Grâce au registre on peut suivre l’affaire la plus importante de cette époque : l’affaire de Rognon. L’archevêque n’admettant que difficilement l’existence de la commune, dès 1291, il se considéra en guerre contre elle. D’ailleurs pour marquer son autorité, il décida contre les termes de la charte de faire construire une forteresse sur le mont Rognon actuel Rosemont. La commune réagit très vite à cette atteinte à sa nouvelle autorité sur la ville, et renouvela son alliance avec le comte de Bourgogne pour contrer l’archevêque. Et en juillet 1291, les citoyens et leurs alliés donnèrent l’assaut, rasèrent la nouvelle forteresse et firent de nombreux prisonniers, dont le registre contient la liste. Néanmoins l’archevêque ne s’avoua pas vaincu et il fallut attendre 1293 pour qu’un accord soit signé.

Vente des écorces de chênes d'une partie de la forêt de Chailluz (17 juin 1309)
Quant aux affaires financières, ce sont celles qui tiennent le plus de place dans ce premier registre. Il n’y pas de budget organisé, comme dans toutes les communes à cette époque, on se procure des ressources en fonction des dépenses. En ce temps là, les dépenses étaient surtout militaires. Parmi les revenus figurent les droits perçus sur les marchandises et les personnes entrant dans la cité, mais aussi le revenu provenant de la vente du bois de la forêt de Chailluz.

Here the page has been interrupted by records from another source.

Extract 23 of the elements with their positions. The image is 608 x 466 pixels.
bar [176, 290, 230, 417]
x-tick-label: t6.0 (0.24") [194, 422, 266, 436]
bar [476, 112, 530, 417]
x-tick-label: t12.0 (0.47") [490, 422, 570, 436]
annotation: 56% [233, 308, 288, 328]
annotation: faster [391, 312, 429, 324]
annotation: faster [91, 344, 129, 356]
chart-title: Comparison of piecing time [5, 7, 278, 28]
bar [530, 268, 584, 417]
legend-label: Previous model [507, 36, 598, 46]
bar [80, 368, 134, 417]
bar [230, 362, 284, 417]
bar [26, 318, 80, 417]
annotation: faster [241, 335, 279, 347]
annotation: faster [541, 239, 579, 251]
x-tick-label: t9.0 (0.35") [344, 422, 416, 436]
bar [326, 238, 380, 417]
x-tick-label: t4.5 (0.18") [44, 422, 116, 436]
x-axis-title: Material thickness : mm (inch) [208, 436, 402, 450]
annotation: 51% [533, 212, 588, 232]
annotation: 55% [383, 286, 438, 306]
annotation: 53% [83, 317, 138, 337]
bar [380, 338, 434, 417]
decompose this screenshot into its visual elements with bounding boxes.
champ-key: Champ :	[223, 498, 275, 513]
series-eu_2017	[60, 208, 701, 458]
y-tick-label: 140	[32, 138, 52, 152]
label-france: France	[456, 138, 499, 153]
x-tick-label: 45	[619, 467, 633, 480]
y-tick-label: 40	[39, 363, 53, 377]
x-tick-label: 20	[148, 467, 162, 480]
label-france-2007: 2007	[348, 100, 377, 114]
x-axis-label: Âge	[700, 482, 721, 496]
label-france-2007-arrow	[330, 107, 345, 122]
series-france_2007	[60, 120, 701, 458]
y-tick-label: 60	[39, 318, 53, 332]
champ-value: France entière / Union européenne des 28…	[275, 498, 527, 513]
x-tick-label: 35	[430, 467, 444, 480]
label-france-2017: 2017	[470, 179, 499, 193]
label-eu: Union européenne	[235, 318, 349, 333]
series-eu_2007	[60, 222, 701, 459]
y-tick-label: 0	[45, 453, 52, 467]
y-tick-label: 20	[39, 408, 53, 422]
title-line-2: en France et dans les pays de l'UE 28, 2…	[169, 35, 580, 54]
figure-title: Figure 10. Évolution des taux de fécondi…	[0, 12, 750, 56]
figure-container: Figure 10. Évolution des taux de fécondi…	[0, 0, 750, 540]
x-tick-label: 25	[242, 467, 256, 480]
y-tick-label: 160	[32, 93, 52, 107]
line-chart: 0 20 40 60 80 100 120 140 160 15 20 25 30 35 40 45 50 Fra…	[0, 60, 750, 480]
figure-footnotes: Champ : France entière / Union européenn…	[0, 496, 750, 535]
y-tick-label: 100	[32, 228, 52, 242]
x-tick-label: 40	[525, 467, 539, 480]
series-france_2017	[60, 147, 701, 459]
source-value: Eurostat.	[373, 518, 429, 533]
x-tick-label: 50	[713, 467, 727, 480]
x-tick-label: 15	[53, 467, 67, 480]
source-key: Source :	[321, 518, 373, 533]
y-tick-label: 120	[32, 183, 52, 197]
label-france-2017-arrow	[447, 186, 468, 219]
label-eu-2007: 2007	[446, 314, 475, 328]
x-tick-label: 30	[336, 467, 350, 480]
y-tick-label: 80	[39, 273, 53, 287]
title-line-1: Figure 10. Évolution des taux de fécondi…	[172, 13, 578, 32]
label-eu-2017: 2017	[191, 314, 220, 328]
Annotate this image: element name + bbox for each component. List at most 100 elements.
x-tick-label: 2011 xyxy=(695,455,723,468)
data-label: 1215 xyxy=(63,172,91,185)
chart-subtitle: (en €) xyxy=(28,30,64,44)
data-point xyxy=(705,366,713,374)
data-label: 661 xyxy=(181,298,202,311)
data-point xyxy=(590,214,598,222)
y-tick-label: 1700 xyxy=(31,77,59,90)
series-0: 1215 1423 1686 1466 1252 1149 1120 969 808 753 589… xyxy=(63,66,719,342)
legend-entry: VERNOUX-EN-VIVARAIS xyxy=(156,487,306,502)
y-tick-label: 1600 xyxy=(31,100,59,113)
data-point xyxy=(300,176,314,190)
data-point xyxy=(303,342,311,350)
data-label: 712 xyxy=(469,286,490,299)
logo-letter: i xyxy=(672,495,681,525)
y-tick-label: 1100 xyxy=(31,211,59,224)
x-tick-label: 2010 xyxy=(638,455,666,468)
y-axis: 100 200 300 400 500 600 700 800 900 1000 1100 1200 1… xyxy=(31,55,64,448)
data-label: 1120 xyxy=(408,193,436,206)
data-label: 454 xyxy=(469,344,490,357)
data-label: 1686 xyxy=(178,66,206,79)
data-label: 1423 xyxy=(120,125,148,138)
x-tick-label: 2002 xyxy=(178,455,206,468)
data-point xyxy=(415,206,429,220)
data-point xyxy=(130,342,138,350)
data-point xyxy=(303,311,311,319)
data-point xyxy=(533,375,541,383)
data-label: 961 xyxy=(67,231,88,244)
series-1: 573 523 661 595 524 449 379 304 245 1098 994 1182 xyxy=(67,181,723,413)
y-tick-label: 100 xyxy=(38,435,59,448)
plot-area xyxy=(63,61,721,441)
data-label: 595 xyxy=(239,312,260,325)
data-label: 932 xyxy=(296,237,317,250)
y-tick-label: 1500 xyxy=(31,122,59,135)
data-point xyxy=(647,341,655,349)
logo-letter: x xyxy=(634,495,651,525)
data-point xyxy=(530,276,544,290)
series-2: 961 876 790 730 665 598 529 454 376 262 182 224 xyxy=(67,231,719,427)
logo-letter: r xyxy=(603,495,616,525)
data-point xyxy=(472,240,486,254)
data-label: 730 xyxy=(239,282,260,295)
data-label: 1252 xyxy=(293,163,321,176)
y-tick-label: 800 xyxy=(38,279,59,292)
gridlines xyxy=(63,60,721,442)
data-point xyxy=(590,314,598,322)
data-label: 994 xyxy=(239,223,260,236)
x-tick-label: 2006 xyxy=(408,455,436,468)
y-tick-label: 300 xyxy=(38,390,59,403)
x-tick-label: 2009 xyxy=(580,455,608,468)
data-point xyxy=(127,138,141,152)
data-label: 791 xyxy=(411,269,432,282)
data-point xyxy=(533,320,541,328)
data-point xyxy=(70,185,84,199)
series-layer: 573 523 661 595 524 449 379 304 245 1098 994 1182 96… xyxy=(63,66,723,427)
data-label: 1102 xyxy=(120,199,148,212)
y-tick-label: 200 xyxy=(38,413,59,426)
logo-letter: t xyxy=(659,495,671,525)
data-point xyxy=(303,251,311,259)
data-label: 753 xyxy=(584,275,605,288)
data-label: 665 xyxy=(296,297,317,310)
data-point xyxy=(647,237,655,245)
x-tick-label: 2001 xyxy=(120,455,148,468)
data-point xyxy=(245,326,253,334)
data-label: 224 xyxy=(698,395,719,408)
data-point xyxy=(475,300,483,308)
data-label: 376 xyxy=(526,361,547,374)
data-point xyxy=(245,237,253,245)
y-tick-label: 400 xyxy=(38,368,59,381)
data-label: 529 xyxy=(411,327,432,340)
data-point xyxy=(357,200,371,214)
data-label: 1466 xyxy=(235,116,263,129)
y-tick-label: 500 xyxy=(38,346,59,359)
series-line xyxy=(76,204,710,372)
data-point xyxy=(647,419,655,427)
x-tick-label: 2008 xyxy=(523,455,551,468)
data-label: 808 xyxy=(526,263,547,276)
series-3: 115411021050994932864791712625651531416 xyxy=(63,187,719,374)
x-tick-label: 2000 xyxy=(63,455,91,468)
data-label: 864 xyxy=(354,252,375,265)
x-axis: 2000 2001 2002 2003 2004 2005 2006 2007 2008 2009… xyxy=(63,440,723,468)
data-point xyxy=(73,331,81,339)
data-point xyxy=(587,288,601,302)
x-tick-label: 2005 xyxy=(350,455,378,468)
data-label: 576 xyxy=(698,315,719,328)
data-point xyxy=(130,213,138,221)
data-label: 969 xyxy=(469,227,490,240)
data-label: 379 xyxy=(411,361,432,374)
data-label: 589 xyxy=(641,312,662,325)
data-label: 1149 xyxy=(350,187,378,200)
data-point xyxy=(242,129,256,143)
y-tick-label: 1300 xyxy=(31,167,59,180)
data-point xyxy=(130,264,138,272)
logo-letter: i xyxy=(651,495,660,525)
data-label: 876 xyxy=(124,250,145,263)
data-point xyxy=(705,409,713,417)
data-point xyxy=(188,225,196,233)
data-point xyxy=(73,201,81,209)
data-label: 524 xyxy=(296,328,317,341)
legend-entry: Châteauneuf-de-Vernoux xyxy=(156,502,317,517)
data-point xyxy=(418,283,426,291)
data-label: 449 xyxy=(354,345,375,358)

Les impositions proprement dites ne sont pas régulières, on en signale en 1290, 1291, 1298 et 1304. Les nobles et les ecclésiastiques en étaient exemptés. La répartition se faisait topographiquement par bannière et sur les signes extérieurs de richesse des citoyens. A cette époque était considéré comme citoyen un homme majeur libre, habitant la cité, chef de foyer et payant l’impôt. Pour les nouveaux arrivants, les édiles décidaient qui pouvait devenir citoyen ou non, le registre contient des listes d’invididus admis à faire partie de cette catégorie d’habitants qui avaient le droit de désigner ses représentants.

Dans ce registre nous pouvons aussi trouver des textes à caractère réglementaire, concernant entre autres l’alimentation : défense de vendre de la chair de bœuf ailleurs que sur les bancs de la halle publique, règlement concernant la vente du pain, des poissons, du bois, du charbon. La forêt et le bois ne sont pas en reste, puisque l’on peut trouver une réglementation des droits d'usage des habitants de Besançon sur la forêt de Chailluz, source précieuse de combustible et de matériaux de construction. La vigne et le vin ont aussi leur place dans le registre à travers notamment un règlement concernant la culture des vignes.
Ce premier registre de délibération peut à juste titre être considéré comme la mémoire de la ville pour la fin du XIIIe et le début du XIVe s., et c’est donc un des trésors des archives municipales de Besançon.
Bibliographie : Histoire de Besançon. 1, Des origines à la fin du XVIe siècle / publiée sous la direction de Claude Fohlen,... Besançon : Cêtre, 1981, 1 vol. (692 p.) : ill., couv. ill ; 24 cm – Ouvrage disponible dans plusieurs bibliothèques du réseau.